Cihan, ses tarafına bakmaya başladı. Semaya doğru yükselmiş olan toz duman, bir sürünün gelmekte olduğunu gösteriyordu. Sürünün önünde eyerli bir ata binmiş bir adam yürüyordu. Onun arkasında eyersiz birçok at, kâh araları sıkışarak kâh oynayıp koşarak geliyordu. Bunların bazılarının üzerine bakılırsa bedevilerde bulunan Gürcü çobanlardı. Bu Gürcüler, Türkistan Çölü’nde at ve diğer yük hayvanlarının çobanlığıyla geçinirlerdi. İlk süvari, asker elbisesi giymiş ve elinde kargı üzerinde bir sancağı vardı. Cihan, sancağın üzerine işlemeyle yazılmış olan isme dikkat etmemişti. Ona dikkat etmiş olsaydı ürkmekten kendisini alamayacaktı.
Sürü yaklaşınca ihtiyar köylü ayağa kalkarak önde yürüyen süvariye yaklaştı. Selam verdikten sonra:
“Bu sürüden bize kısrak satar mısınız?” diye sordu.
Süvari kibirle:
“Hayır.” cevabını verdi.
“Kurbanlık yapmak için bir hayvana ihtiyacımız var. İstediğiniz kadar para veririz.”
Süvari başıyla arkayı göstermekle yetindi. Cevap vermedi. İhtiyar:
“Efendim, niçin satmıyorsunuz?”
“Çünkü bu sürü, hayvan satmaz kimselere ait olduğu için satmıyoruz.”
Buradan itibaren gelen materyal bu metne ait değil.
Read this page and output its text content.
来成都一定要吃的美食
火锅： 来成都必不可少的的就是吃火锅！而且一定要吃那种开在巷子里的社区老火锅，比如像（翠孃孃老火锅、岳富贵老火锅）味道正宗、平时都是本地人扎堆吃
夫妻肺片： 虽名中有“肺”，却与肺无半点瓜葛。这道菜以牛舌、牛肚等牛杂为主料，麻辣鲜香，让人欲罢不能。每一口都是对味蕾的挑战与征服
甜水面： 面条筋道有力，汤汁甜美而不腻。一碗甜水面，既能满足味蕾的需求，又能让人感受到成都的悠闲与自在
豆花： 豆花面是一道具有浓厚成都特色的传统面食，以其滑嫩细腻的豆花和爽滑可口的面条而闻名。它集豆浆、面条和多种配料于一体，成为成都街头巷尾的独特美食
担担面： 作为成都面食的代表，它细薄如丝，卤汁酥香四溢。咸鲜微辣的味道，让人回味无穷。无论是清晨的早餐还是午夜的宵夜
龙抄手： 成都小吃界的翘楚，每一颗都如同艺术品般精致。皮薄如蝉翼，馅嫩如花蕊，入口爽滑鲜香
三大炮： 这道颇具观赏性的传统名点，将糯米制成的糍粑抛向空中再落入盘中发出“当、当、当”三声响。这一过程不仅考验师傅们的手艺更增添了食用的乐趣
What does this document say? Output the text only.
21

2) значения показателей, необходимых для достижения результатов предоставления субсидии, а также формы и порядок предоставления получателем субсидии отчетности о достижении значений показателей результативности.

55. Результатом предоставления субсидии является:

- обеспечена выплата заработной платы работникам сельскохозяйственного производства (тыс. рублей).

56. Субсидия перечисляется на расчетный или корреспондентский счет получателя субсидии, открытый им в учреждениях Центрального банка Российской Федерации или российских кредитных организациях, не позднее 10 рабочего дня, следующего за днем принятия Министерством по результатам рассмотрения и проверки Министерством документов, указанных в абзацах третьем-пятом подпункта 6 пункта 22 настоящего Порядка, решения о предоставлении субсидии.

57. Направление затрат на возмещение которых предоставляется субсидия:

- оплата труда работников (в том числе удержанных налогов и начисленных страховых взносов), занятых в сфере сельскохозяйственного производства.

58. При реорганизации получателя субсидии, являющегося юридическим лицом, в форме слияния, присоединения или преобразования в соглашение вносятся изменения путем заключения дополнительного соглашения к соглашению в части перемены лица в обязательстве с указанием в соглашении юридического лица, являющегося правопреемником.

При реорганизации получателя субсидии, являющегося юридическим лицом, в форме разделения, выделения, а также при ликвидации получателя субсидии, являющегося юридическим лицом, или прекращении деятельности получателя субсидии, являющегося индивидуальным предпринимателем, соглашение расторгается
“Onlar kimdir? Tüccar değiller midir?”
“Hayır.”
Süvari, sancağı gösterdi:
“İhtiyar! Galiba sen okuma bilmiyorsun. Okuma bilseydin bu soru ve cevaplara lüzum görmezdin.”
Cihan, süvarinin son sözlerini işitince sancağa baktı. Üzerinde Arabi harfle “Afşin Haydar b. Kavus” yazılıydı. Cihan bu ismi okur okumaz rengi uçtu. Hizran’a dönüp baktı. O da aynı hâle uğramıştı fakat ikisi de kendilerini yalandan cesur gösterdiler. İhtiyarsa tekrar süvariyle konuşmaya başladı:
“Dediğin doğrudur. Okuma yazma bilmiyorum. Bu sancak kimindir?”
“Bu sancak; Halife Mu’tasım’ın ordusu serdarı Andican memleketi emîri Afşin Haydar b. Kavus’undur.”
Türkistan’da bu ismi bilmeyen yoktu çünkü Afşin Haydar, Halife Mu’tasım’ın hizmetine girmeden önce Andican hükümdarıydı. İhtiyar köylü, bu ismi birdenbire işitince ürktü:
“Afşin Bey bugün Bağdat’ta bulunuyorlar, değil mi?” diye sordu.
“Evet, Bağdat’taydı fakat birkaç gün önce Andican’a geldi. Emri altındaki beylere hayvan almak için bizi gönderdi.”
“O hâlde şimdi siz bu sürüyle Andican’a mı gidiyorsunuz?”
“Hayır… Afşin Bey, Andican’daydı. Şimdi Nevruz Bayramı’nı geçirmek için Fergana’ya geliyor. Onun askeri şehrin dışında Amuderya Nehri’nin kıyısında ordugâh kurmuştur. Bu atlar onlar içindir. Daha fazla açıklama mı istiyorsunuz?”
Süvari bu sözleri söyledikten sonra atını sürüp gitti. Sürü de çobanlarıyla beraber onu takip etti. İhtiyar köylünün daha fazla sormaya cesareti kalmamıştı. Cihan’a karşı da mahcup olmuştu. Nasıl özür dileyeceğini düşünüp duruyordu fakat Cihan birdenbire ayağa kalktı. Uşağa atları getirmesini emretti. İhtiyar köylünün uğradığı başarısızlığı görmezlikten gelerek:
“Amca! Bize gösterdiğin ikram ve alakaya teşekkür ederim. Bir iş için alelacele dönmem gerekiyor. Allah’a ısmarladık. İnşallah başka bir gün yine gelirim, seni ziyaret ederim.” dedi.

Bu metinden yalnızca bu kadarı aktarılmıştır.